The closeup hand playing the accordion at the polka party is a lot hairier than the hand of David Bloom, the actor playing Teenage Al.
During his drunken concert rant, Al puts the microphone back into the mic stand in one shot, but when the camera angle changes, he is once again holding it in his hand.
Tiny Tim is shown playing the ukulele right-handed. In reality, he was left-handed and played the uke as such.
A scene set in the 1980s refers to "Miami-Dade County" in FL; however, this county was named just plain "Dade County" up until 1997.
It is wrong to shock a patient who is in asystole ('flat line').
Charles Nelson Reilly's shrine note in the end credits leaves the last period off "R.I.P." and the apostrophe out of "didn't"; it also omits the customary quotation marks around "Weird Al" (saying just Weird Al Yankovic).

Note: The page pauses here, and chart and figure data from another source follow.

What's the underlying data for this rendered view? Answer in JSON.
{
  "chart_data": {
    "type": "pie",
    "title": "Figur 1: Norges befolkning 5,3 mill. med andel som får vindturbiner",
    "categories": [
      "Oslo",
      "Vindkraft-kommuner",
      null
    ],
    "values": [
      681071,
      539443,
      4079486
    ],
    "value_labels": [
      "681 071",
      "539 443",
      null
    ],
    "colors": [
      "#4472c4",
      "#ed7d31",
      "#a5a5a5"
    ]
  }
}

At the end of the accordion salesman scene, Mary pronounces "amenable" with a short "e", and on the commentary, the real Al proudly takes credit for "teaching" her how to say it; however, the preferred pronunciation uses a long "e".
The numerous anachronisms and other biographical inaccuracies throughout the film are all part of the joke.
The urine stain during the awards ceremony was more on his right thigh, but the picture during the credits has it centered on his crotch.
However, the pictures during the credits are of the real Weird Al , so any discrepancy between the credit photos and events of the movie would be factual rather than continuity errors.
However, the pictures during the credits are of the real Weird Al , so any discrepancy between the credit photos and events of the movie would be factual rather than continuity errors.
The car Al is driving while drunk clearly has the gear shift in Park no key in the ignition.
The emergency doctor says "quick" very slightly before Weird Al as a cue to Daniel Radcliffe: he seems to think Radcliffe forgot his line.
The "My Bologna" record is skipping at the radio station but takes 3.3 seconds to repeat each time. An LP would skip after 1.8 seconds, a 45 after 1.33. (Al mentions in the commentary that he brought up this objection himself, but was told to let it go.)
Some crowd footage shown during the Oprah interview is apparently real video, stretched to be about 30% too wide and cropped back down to the 1.33 aspect ratio. It was also not deinterlaced at all, looking jarringly unprofessional next to the new footage.
Diana Ross makes the common mistake of pronouncing Louis Armstrong with a silent S (Louie); Louis pronounced the S.
The emergency team doesn't perform chest compressions.
Oprah uses the phrase "begs the question" to mean "prompts" or "leads to the question". Begging the question is a logical fallacy.